Officials of the Maryland Transportation Authority (MDTA) got an earful on Monday night at a public hearing about the agency’s proposal to increase tolls over the next two years, the Baltimore Sun reported.
“It really grinds my gears,” said Mike Beczkowski of Baltimore. “We’re in the middle of an economic recession, and people can’t afford this.”
The MDTA proposal would raise the price of a round trip on most of the MDTA’s facilities to $8 for those paying cash. The first phase of the increase would come in October of this year and the second in July 2013.
The MDTA owns, operates and maintains a total of eight facilities, including the Thomas J. Hatem Memorial Bridge (U.S. 40), the John F. Kennedy Memorial Highway (I-95), the Fort McHenry Tunnel (I-95) and the Baltimore Harbor Tunnel (I-895).

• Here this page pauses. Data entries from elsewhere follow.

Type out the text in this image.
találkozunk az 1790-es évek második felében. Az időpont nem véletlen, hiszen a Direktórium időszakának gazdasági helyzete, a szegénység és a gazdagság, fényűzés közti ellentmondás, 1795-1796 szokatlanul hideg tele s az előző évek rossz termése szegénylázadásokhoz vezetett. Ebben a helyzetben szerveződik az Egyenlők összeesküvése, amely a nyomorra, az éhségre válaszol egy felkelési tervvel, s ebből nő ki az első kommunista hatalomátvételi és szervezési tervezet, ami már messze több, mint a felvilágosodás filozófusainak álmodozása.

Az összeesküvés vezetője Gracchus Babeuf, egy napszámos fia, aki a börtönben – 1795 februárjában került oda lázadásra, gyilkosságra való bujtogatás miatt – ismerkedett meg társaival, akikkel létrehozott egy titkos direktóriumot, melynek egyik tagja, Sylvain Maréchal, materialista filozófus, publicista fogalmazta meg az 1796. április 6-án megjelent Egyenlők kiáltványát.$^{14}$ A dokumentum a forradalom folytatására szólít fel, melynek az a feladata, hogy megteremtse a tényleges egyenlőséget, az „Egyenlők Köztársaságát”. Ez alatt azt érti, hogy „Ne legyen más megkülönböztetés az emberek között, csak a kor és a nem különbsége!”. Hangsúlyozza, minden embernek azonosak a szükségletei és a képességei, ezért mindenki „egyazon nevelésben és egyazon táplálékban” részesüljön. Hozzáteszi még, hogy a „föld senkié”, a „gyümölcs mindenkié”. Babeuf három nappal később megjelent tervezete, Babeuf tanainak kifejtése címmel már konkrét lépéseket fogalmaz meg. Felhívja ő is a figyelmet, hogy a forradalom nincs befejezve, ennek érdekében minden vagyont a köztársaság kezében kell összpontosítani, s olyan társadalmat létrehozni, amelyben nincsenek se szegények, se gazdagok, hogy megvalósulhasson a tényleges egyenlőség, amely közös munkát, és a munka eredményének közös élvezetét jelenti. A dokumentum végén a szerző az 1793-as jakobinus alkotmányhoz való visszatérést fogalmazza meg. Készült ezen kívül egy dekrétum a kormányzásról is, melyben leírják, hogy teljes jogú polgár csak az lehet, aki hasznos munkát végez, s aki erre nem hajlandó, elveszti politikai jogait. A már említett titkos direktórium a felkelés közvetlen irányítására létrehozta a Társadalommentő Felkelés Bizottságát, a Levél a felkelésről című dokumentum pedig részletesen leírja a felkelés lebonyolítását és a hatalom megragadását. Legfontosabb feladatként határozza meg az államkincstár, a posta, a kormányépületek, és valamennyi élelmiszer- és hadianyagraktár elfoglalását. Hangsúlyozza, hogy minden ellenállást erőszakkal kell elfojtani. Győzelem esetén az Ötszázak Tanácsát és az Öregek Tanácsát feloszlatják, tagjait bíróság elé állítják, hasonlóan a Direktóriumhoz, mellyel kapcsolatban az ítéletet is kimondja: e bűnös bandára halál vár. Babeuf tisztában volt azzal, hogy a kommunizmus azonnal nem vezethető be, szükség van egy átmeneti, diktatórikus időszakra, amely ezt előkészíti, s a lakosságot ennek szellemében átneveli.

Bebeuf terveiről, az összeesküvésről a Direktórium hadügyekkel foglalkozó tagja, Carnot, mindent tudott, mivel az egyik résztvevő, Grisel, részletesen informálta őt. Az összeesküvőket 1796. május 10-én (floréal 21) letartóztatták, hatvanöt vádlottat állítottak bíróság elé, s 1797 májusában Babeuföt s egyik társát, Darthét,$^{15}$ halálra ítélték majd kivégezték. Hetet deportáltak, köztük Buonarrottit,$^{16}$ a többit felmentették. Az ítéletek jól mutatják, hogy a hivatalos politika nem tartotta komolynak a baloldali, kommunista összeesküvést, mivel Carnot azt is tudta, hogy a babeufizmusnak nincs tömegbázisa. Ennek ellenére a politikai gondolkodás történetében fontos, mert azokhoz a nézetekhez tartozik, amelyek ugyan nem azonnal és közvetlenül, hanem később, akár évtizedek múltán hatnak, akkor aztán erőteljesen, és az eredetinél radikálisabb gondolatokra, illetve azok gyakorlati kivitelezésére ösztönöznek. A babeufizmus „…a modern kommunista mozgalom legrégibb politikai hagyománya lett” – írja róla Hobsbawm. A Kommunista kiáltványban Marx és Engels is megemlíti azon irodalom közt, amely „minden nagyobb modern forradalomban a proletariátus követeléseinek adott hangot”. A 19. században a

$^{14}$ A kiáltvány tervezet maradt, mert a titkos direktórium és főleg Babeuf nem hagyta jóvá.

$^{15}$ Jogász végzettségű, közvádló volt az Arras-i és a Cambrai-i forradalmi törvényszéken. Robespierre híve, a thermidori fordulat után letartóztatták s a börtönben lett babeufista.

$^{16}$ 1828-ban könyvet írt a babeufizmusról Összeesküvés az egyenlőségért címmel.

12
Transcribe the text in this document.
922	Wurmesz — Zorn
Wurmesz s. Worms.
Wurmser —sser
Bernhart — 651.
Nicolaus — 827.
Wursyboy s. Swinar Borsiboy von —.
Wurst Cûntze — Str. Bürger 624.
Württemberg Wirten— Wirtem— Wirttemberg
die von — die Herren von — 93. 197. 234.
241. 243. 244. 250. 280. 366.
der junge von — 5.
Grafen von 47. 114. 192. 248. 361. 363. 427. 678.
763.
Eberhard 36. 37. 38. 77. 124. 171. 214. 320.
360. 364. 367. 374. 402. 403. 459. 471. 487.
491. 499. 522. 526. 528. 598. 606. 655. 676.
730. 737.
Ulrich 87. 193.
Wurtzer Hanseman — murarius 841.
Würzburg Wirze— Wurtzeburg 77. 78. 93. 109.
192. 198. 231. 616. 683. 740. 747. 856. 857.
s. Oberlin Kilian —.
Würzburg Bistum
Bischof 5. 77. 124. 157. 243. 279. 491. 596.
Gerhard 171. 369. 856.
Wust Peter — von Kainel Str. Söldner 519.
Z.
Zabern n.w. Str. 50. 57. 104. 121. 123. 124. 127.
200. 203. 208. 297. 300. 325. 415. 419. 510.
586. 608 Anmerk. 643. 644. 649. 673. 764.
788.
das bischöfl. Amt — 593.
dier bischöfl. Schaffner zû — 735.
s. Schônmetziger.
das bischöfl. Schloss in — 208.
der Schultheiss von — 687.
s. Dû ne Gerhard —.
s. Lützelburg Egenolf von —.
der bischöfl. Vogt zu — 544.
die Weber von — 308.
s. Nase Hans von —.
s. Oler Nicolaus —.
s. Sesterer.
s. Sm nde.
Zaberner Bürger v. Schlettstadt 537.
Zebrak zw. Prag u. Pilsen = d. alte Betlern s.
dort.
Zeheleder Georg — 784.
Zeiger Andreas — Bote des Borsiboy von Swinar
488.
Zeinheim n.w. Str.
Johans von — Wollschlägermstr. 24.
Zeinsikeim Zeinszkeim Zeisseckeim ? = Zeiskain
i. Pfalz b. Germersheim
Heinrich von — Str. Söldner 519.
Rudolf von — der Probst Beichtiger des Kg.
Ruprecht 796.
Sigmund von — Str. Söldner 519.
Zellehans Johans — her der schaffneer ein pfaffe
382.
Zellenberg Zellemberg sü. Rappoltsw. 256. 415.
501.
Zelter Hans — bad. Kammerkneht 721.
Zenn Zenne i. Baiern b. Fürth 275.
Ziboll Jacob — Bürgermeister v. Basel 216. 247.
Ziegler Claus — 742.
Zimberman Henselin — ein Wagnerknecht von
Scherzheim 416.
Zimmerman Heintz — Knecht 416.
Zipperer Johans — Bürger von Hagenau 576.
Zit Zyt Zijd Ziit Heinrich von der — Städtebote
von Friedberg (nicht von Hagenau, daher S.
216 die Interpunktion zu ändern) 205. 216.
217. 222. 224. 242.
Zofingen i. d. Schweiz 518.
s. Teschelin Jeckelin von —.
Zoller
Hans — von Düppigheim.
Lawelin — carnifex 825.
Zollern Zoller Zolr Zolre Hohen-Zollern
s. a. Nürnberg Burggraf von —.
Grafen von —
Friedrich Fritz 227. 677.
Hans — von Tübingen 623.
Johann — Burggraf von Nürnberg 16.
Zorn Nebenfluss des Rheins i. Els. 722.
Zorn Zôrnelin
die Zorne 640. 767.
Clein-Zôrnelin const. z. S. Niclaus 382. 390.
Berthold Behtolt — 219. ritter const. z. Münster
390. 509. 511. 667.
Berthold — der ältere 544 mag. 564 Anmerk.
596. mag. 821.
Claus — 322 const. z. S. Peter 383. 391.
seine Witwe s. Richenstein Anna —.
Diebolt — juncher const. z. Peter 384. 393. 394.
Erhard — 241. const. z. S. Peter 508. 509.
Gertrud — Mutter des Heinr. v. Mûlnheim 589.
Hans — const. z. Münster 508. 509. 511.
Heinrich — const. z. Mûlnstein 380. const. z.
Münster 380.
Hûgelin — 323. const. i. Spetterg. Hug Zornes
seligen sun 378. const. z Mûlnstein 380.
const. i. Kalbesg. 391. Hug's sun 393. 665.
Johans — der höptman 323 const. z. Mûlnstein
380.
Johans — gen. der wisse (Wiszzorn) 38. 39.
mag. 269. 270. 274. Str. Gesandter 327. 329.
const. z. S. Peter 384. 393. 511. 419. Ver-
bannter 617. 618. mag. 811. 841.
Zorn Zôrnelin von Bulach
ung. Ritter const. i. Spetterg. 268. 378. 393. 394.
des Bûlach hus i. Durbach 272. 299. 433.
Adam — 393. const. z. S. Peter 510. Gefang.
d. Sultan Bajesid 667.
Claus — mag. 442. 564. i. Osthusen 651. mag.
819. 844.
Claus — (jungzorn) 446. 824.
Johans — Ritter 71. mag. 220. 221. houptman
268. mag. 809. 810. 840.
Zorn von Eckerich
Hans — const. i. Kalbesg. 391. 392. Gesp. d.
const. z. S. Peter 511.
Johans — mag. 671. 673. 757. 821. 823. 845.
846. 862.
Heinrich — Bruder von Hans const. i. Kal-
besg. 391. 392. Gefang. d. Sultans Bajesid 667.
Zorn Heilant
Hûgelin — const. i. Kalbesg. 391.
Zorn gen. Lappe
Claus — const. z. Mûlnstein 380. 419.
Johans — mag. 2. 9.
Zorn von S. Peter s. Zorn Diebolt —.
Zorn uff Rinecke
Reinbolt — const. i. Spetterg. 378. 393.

“There are two key forces driving this proposal: paying for major construction work needed to keep these large, aging and expensive facilities both safe and operational and paying for additional highway capacity now under construction in the Baltimore and Washington regions,” said MDTA Chairman and Transportation Secretary Beverley K. Swaim-Staley in a statement. “The bottom line is that the MDTA’s tunnels, bridges and turnpikes are financially supported through tolls and not the State’s Transportation Trust Fund or General Fund. The additional revenue is needed to meet the current and future needs of these facilities. The plan allows Maryland to offer some of the most generous commuter discounts in the country and keeps overall toll rates comparable with those elsewhere in the region.”
The MDTA’s expenses include $132 million in repairs for the Thomas J. Hatem Memorial Bridge; $121 million in work for the John F. Kennedy Memorial Highway; $225 million in repairs to the William Preston Lane Jr. Memorial (Bay) Bridge (U.S. 50/301); and $410 million in work for the three Baltimore Harbor crossings. The proposed toll increase is intended to bring in $77 million in additional revenue in 2012, $119 million in 2013 and $132 million in 2014.
Swaim-Staley said the overall size of the toll increase could not be changed but the details of E-ZPass and cash tolls for different classes of vehicles on the agency’s various bridges and tunnels might be altered in response to public comments.
The hearing Monday night was the second of nine planned by the MDTA around the state.